Tismaneanu, 11/05/13, 20/12/11, 30/5/11, contributors.ro)
More imaginatively, I am accused of
posing as an American spy (after years of publicly refuting media allegations
that I was “the CIA’s antenna”) and as having requested and been granted Romanian
asylum from repressive American democracy during the Ceausescu regime – although
probably not for economic reasons. (A. Bădin, 18 & 19/10/12, badin.ro)
Of course, any challenge to
conventional or accepted wisdom is bound to stir up emotion, controversy and
criticism. Such contrary revelations have not only to be proved but to be
proved over and over again, in enough specific cases that the new contours
emerge clearly, before paradigms and interpretations are changed. There is no
mystery or conspiracy here. Paradigm change is admitted only with great
reluctance by those who have grown accustomed to the old paradigm, and especially
by those who have based their own interpretations and even their careers upon the
now obsolete paradigm. What will remain of their work if their orienting
foundations are shown to be little more than clay feet?

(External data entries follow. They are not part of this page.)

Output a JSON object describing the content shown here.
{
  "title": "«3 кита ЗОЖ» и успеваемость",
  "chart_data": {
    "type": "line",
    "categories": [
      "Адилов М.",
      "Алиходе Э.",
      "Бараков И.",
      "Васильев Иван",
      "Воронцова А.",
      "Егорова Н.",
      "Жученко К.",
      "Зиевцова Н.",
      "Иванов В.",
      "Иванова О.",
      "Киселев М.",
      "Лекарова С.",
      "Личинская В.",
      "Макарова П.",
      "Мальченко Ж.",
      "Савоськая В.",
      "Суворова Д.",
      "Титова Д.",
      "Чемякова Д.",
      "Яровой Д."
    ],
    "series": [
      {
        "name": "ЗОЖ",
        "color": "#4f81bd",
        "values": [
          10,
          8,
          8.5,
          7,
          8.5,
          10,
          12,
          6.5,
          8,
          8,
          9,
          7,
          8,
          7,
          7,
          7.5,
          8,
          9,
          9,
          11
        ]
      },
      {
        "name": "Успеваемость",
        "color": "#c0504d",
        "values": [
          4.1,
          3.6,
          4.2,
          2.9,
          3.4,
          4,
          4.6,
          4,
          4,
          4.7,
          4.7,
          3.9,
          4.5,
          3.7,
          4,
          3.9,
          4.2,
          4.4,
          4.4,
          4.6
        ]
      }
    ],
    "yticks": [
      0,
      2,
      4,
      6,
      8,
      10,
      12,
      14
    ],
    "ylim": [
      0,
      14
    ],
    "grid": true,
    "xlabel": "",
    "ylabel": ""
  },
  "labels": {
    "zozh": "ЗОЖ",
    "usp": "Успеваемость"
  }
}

That said, many of the allegations listed
above are obviously intended to distract attention from the books. Their aim is
not to engage the arguments contained within them but to refocus attention away
from them; and upon anything that can in some way be construed as culpable in
the attitudes or behaviors of the author, either discovered or invented. Some detractors
have indirectly appealed to US institutions and authorities to join in their
campaign by alleging a threat to US interests in Romania, and even to Romania
democracy itself, caused by my subversive labors. I have, for example, been
accused of seeking to undermine US policy and discredit the CIA.
In 1850-1852 Professor Bowen was
subject to a similar offensive involving the misrepresentation of his sources,
spurious attacks on his methodology, and allegations of insidious motivation
and clandestine agency. One detractor openly acknowledged in a 66 page diatribe
that the first 50 pages were devoted to attacking Bowen’s sources and how he
used them (and, although not openly admitted, his “dubious” motivations for
writing on the topic). (Carter (1852)) The final portions of that diatribe
comprised simple denials and reiterations of the initial contention – from the
same or similar sources – that prompted Bowen’s articles in the first place.
Thus, declared the critics, there
had never been “since the earliest times, any political distinctions in
Hungary, founded on difference of nationality,” and Hungary, “never attempted to proscribe the languages of the non-Magyar
inhabitants of Hungary, or to impose the Magyar upon them by violence.” (Putnam
(1851), p. 293; Carter (1852), p. 54) The proofs offered were the assertions of
Hungarian officials and Hungarian aristocrats in Europe and America, which
consistently reflected only what was most liberal and generous in Hungarian
political thinking at the time. The Romanians/Wallachs, the critics insisted,
enjoyed full equal rights and “any misapprehension on this subject that could
exist among the Wallachs is only to be accounted for by their extreme
ignorance.” (Putnam (1851), p. 332)
The evident failure to comprehend
the broad difference between declaratory and implemented policy, between
expressed intent and actual behavior, was astoundingly naïve. Bowen’s U.S.
critics appear not to have known, for example, that Budapest nullified the
application of equal rights in Transylvania as soon as it was decreed by Vienna
in 1848 (thereby mobilizing the great assembly at Blaj). Limited to official
Hungarian declarations, those critics were compelled to rely on falsifications,
simple denials, and (self-) deceptions in campaigning against Professor Bowen,
his writings, and the variety of his sources and witnesses.